New Mexico’s commissioner of public lands announced he’s giving Houston-based oil and gas companies a break as the city struggles with the impacts of Hurricane Harvey.
Aubrey Dunn said his office is offering a grace period to the 25 Houston companies and subsidiaries with state leases.
The extension moves the Sept. 25 due date for royalties and interest on oil, gas and carbon dioxide extracted from leases on state trust lands to Oct. 25.
The Houston area experienced an unprecedented amount of rainfall from the landfall of the hurricane. Earlier this week, the National Weather Service even had to update its color charts to effectively map the amount of precipitation parts of Texas received.
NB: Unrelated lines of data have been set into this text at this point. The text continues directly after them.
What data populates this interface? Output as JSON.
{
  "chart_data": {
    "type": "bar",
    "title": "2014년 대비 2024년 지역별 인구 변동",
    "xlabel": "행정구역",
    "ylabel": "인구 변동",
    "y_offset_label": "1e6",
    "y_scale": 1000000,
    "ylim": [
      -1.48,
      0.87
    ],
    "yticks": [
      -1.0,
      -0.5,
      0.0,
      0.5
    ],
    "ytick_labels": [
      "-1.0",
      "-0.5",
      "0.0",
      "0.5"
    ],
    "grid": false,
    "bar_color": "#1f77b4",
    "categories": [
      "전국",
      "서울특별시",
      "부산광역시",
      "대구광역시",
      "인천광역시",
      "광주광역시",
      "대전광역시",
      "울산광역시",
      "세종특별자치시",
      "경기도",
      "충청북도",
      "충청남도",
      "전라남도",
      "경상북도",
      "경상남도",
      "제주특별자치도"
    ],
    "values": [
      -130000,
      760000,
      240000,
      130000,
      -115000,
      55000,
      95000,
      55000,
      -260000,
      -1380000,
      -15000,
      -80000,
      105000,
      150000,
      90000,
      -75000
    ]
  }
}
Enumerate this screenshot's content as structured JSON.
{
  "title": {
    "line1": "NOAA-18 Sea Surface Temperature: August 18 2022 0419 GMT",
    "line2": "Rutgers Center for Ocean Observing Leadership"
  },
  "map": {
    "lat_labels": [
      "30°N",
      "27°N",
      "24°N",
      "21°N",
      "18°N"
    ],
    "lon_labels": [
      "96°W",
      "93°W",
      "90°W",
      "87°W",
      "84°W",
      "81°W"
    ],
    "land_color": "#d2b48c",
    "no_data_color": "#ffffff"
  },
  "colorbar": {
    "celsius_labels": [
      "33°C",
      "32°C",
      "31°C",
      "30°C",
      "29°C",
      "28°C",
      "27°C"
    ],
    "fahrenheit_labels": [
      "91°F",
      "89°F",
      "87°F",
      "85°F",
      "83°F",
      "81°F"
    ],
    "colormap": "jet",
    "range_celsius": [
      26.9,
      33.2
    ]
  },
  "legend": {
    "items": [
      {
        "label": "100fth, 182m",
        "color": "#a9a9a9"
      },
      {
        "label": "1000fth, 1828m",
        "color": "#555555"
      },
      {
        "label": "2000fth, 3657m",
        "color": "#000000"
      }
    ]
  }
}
According to news reports, the extensive flooding has now closed 15 refineries in Texas, representing 25 percent of the country’s refining capacity. That includes the largest U.S. refinery, which is based in Port Arthur, Texas and owned by the state oil company of Saudi Arabia. Leaks and accidents are occurring at the flooded refineries and petrochemical plants, as well.
Suspended production in the Houston area will affect the state’s general fund, Dunn said. His office also noted that about 40 percent of severance taxes collected by the New Mexico Taxation and Revenue Department comes from Houston-based companies.
“Hurricane Harvey’s destruction is far-reaching and will cause substantial revenue volatility in New Mexico,” Dunn said in a press release. “By disrupting a key hub of the nation’s energy industry, Harvey will impact the revenues the State Land Office collects and distributes to the schools and institutions that count on us to pay their bills.”